Wichtiger sind wohl die Änderungen im Interieur. Hier gibt es nun konventionelle Tasten am Lenkrad statt der wackeligen, schwarz glänzenden Touch-Elemente. Zudem sind die Temperatur-Slider unten am Touchscreen nun beleuchtet. Eine weitere Verbesserung ist, dass man die vier Fensterheber nun wieder über die Tasten bedient, nicht über zwei Tasten plus Umschalter. Zudem wurde das Instrumentendisplay deutlich größer; die Anzeigen lassen sich nun konfigurieren. Wie gehabt gibt es zwei Tasten am Lenkrad für die Fahrmodi (Range, Comfort, Performance und Cupra) sowie für den e-Boost.

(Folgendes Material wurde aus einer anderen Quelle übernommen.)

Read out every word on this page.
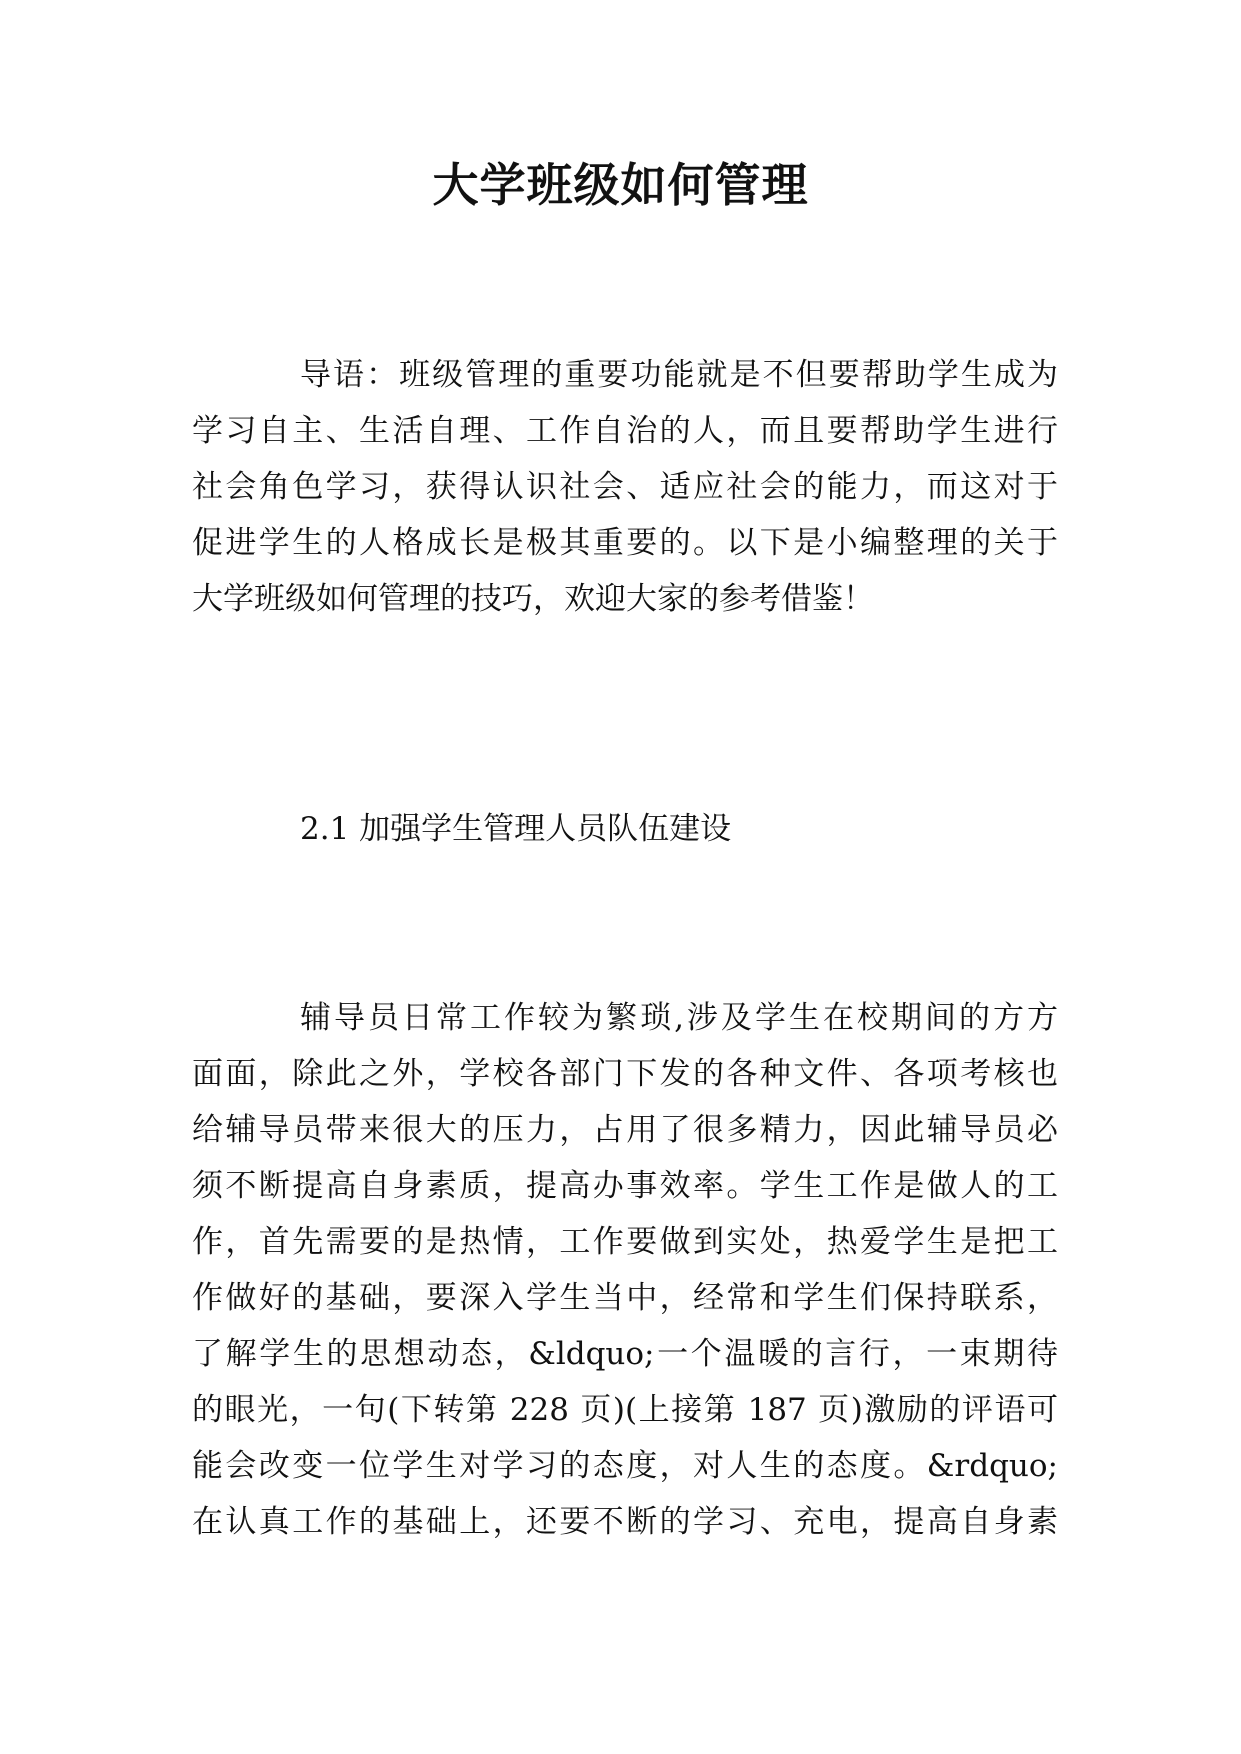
大学班级如何管理
导语：班级管理的重要功能就是不但要帮助学生成为
学习自主、生活自理、工作自治的人，而且要帮助学生进行
社会角色学习，获得认识社会、适应社会的能力，而这对于
促进学生的人格成长是极其重要的。以下是小编整理的关于
大学班级如何管理的技巧，欢迎大家的参考借鉴！

2.1 加强学生管理人员队伍建设

辅导员日常工作较为繁琐,涉及学生在校期间的方方
面面，除此之外，学校各部门下发的各种文件、各项考核也
给辅导员带来很大的压力，占用了很多精力，因此辅导员必
须不断提高自身素质，提高办事效率。学生工作是做人的工
作，首先需要的是热情，工作要做到实处，热爱学生是把工
作做好的基础，要深入学生当中，经常和学生们保持联系，
了解学生的思想动态，&ldquo;一个温暖的言行，一束期待
的眼光，一句(下转第 228 页)(上接第 187 页)激励的评语可
能会改变一位学生对学习的态度，对人生的态度。&rdquo;
在认真工作的基础上，还要不断的学习、充电，提高自身素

Der 240-kW-Heckantrieb und der 79-kWh-Akku der VZ-Version wurden nicht verändert. Dass die Topversion dennoch sparsamer wurde, liegt an aerodynamischem Feinschliff. Bei den schwächeren Versionen kommt dagegen nur ein neuer Elektromotor zum Einsatz; der APP350 bietet ehr Drehmoment und ist sparsamer als die alte Maschine. Bei der Basisversion wird zudem der NMC-Akku mit 60 kWh durch eine LFP-Batterie mit 58 kWh ersetzt. Deren Hauptvorteil scheint zu sein, dass sie günstiger ist.